Tuesday, April 1, 2008

Daf: Nazir 18a-22b

We're getting into some relatively dry discussions here, but there is quite a bit to note along the way - from a methodological standpoint, a linguistic standpoint, and an interesting-tangent standpoint.

Tosafos ולפטור notes that the Nazir would also be exempt from an Asham.

The gemara further on 18b will discuss what happens if the nazir does not bring his korban on Day 8.

The אם אינו ענין approach to parsing a pasuk has always seemed very strange to me, and proof that the whole system of hermeneutics was based on received tradition rather than ab initio analysis.

The idea of a korban olah as a simple דורון בעלמא, a gift, is interesting. Look at Zevachim 7a-b, where the olah is viewed as an atonement for missed mitzvah opportunities.

R’ Elazar haKappar is here given the title of “berebbi.” This does not mean “son of Rebbe.” Rather, it is explained in Rashi elsewhere as an Aramaic title indicating leadership status.

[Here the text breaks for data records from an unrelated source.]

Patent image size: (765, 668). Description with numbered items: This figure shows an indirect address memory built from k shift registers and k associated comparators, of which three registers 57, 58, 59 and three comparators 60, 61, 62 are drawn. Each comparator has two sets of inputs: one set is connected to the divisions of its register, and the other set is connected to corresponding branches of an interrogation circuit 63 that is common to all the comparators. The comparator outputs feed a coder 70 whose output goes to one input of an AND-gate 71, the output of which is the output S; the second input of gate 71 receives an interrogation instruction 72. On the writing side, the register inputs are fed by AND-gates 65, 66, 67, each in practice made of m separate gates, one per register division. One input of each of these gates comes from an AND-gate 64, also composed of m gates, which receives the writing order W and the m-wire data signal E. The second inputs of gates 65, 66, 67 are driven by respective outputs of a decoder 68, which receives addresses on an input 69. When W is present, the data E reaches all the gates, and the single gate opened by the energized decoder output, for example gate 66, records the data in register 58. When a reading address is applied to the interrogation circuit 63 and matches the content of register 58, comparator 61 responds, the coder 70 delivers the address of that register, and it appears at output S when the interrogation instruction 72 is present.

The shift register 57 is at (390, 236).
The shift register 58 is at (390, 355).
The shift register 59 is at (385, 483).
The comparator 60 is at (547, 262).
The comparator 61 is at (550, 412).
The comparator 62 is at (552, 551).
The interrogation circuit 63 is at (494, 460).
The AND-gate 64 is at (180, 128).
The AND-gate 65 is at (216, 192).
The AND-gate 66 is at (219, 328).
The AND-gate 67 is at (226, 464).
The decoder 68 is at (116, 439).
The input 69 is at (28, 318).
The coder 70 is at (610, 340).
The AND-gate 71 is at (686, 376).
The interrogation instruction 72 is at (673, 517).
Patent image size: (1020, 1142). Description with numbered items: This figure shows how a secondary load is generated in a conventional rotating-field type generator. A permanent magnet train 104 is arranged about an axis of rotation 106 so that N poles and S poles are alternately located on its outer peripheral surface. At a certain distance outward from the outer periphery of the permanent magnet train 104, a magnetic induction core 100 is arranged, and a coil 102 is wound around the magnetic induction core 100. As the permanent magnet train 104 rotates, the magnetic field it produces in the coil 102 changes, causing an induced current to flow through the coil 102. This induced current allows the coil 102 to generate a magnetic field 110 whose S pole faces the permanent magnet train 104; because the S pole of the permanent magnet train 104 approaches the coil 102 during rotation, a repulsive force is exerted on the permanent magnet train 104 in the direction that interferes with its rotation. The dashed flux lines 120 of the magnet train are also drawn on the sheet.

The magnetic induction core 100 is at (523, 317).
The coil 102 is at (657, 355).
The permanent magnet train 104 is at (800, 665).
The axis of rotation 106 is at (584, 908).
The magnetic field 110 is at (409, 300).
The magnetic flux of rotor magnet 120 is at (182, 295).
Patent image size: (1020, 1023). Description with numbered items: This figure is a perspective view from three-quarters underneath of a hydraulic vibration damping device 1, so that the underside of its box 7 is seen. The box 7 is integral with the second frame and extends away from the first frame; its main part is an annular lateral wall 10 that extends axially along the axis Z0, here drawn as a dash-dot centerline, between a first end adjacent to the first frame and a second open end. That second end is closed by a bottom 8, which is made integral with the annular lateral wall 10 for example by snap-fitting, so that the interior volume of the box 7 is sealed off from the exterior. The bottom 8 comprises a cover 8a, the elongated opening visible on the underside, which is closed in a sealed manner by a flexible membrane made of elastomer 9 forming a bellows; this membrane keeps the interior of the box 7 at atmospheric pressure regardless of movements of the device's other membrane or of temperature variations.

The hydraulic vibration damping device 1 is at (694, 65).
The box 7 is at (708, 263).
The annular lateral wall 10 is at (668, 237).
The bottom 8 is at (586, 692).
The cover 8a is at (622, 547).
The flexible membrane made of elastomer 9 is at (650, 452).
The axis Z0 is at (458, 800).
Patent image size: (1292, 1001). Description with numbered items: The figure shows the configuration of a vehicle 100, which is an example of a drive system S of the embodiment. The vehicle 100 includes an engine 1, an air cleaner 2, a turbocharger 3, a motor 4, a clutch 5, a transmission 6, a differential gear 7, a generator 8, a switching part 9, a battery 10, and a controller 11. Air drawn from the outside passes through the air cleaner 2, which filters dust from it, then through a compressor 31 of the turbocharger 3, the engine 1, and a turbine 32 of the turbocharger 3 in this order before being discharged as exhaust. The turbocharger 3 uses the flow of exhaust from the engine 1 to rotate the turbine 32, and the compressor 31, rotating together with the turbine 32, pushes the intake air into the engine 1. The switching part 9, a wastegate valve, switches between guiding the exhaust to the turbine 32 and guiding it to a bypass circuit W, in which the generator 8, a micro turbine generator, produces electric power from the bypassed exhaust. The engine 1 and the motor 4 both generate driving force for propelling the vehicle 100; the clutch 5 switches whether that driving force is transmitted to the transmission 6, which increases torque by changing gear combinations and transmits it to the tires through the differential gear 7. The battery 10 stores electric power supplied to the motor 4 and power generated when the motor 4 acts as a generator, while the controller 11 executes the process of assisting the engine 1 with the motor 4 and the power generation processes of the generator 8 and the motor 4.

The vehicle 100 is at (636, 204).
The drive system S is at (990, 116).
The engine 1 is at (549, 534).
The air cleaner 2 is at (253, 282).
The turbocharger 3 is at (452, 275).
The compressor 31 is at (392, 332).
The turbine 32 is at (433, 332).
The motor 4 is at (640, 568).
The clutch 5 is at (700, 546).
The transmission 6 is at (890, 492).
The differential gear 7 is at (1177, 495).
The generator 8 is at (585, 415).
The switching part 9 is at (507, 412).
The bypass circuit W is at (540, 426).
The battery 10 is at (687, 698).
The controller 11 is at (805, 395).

שנה בחטא – He repeated his sin. How did he “repeat” it? See Tosafos והיינו.

Hilni haMalkah, also known as Helene of Adiabene, comes up here as a woman who vowed to be a nezirah. See also her exploits in the beginning of Succah (her piety) and in Yoma 37a (her generosity to the Beit haMikdash).

The Rosh here notes that the language used in Nazir is different from that used in the gemara in general.

The Rosh at the end of the perek uses “Rami bar Chama” in place of “Rav Chama,” likely a copyist’s error, much like the omission of “Rav” in “Rav Simi” later on 27a.

The use of “acharon אחרון” to mean “later” rather than “last” is very interesting. See also the Rashba’s response to a challenge re: Chaggai 2:9, which says “The honor of this house, the אחרון, will be greater than that of the first.” The Rashba was asked whether this meant the second Beit haMikdash would also be the last! The Rashba explained that the word אחרון can mean “later” rather than “last.”
We see examples of this usage in Bereishit 33:2 and Shemot 4:8.

Regarding Rav Yehudah’s comment at the top of the page, the Rosh has two views as to whether this was implied or stated explicitly.